Six days a week, Dave Wannstedt is Pitt's best football coach since Jackie Sherrill. Six days a week, Wannstedt is the smiling face of a program that is winning friends and gaining recruits across the region. Six days a week, Wannstedt is exactly what the Pitt administration and alumni long have wanted at the top of the football program.
But on that seventh day -- game day -- Wannstedt's not so hot.
Wannstedt knows how to run a football program. He knows how to recruit. He knows how to glad-hand the alumni. He is expert at dealing with the media. He's very good with the general public. He's the guy any school would want as the face of its program -- except for those bothersome game days. On those Saturdays and the occasional Thursday and Friday night, too often things that should not go wrong do go wrong.
On game day, Wannstedt's Pitt teams have failed to live up to, if not expectations, the level of the team's talent.
With Pitt heading to pre-season camp this week and the opener with Bowling Green just 27 days away, there are two major questions concerning the Panthers:
Do they have a quarterback to guide what otherwise could be a good offense?
Is Wannstedt, 16-19 and without a winning season in his three years on the job, finally ready to win?
To the first, Bill Stull should be the answer, if he wins the quarterback competition in camp. Stull, who was injured and lost for the season in the first game last year, doesn't have to be Dan Marino -- not with LeSean McCoy at running back. But he has to be capable, and, by most indications, he will be. The fact that he has a potentially outstanding group of receivers should help him succeed.

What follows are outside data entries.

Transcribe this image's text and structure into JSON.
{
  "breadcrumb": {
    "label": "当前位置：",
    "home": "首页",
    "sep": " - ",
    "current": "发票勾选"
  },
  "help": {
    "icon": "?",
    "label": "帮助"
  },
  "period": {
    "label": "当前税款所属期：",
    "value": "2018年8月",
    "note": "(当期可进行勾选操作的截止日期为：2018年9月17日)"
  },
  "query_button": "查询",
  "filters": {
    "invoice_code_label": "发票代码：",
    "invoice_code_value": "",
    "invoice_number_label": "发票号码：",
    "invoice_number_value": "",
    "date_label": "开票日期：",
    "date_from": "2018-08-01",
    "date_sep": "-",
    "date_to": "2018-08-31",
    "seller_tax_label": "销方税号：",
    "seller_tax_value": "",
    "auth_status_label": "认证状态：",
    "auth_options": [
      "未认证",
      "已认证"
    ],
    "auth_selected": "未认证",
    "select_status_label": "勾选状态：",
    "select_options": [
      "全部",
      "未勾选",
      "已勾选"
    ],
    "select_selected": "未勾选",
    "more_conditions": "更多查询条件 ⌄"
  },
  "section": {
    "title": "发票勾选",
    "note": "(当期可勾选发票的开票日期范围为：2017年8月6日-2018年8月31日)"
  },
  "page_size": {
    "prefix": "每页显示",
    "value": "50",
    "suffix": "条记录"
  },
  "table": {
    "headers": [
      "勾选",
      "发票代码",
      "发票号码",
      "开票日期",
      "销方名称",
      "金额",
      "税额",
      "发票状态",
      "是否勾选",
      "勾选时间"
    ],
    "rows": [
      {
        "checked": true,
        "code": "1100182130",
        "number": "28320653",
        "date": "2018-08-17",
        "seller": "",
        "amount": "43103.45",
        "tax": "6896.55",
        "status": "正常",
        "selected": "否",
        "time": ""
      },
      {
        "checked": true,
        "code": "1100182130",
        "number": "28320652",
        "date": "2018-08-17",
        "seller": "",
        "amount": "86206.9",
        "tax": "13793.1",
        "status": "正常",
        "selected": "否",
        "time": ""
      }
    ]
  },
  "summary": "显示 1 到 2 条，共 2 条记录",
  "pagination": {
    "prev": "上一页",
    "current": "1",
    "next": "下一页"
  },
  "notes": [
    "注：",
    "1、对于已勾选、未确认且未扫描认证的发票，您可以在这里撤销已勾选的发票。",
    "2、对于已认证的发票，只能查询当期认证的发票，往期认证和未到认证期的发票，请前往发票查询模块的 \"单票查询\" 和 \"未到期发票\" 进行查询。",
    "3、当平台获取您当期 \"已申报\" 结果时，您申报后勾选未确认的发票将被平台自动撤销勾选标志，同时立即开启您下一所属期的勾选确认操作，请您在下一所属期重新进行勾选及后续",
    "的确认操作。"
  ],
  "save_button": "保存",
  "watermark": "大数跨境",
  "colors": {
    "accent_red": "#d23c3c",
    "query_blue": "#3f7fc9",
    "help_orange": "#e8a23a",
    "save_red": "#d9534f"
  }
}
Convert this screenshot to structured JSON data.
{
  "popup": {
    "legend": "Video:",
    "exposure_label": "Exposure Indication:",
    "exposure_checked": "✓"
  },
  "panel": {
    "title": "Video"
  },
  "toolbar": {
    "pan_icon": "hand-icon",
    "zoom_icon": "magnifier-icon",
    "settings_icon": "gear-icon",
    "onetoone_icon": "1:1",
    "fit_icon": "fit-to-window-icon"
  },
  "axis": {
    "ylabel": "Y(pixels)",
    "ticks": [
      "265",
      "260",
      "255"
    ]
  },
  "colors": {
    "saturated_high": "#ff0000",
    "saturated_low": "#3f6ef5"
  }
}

To the second, it's anyone's guess. Some guys just never get over the top. But here's the thing about Wannstedt that his detractors don't like to acknowledge. He got over the top with the Miami Dolphins, where he coached from 2000 to 2004. No question, Wannstedt failed in his first NFL head-coaching job. He was 41-57 in six seasons with the Chicago Bears, where he made a mistake trying to be coach and general manager.
When he got another chance with the Dolphins, he was ready. In his first four seasons, he was 11-5, 11-5, 9-7 and 10-6. His team fizzled in the playoffs, but it's hard to criticize that kind of record. Forty-one victories in four seasons in the NFL shows an ability to coach.
Wannstedt's tenure came to a sudden halt the next season, 2004, when he resigned in November as the team plunged to 4-12. Whatever the final judgment is on his Dolphins' years, there can be no disputing Wannstedt can win.
It has taken him more time than expected to reacclimatize to the college game. But he has been here before, as an assistant in some great college programs. He was on the staff of Johnny Majors and Sherrill at Pitt, and with Jimmy Johnson at Oklahoma State and Miami. He also was an assistant at USC. All that and his record with the Dolphins speak to a coach who can get it done.
There was no excuse for losing to Ohio University in the second game of his tenure. There was no excuse for not being more ready for Navy last year and losing in two overtimes to a team that lost by 20 to Wake Forest 10 days later and by seven to Delaware 17 days later. How did the defense that shut down the super-powered West Virginia offense give up 38 points in regulation to Navy?
That's where Wannstedt's teams have fallen. They have not been ready to play up to expectations every week.
There are significant expectations this year. The Panthers were picked to finish third in the Big East. That is a modest goal. Pitt should do better.
This is the year Wannstedt gets it. He is too good a coach to continue to stumble against inferior opposition. He has done too much good recruiting to continue to head a losing program.
Pitt can win nine games this year, maybe 10. It can win the Big East and go to a major bowl game. It can place itself as one of the elite teams in the conference. The work Wannstedt has done on those six other days has put the Panthers in a position to do all this.
"This season, it seems like everything is in the right place,"' said All-American linebacker Scott McKillop. "Our defense is coming back. We have a great running back [McCoy], who is a special player."
This is the year Wannstedt becomes a seven-day-a-week coach.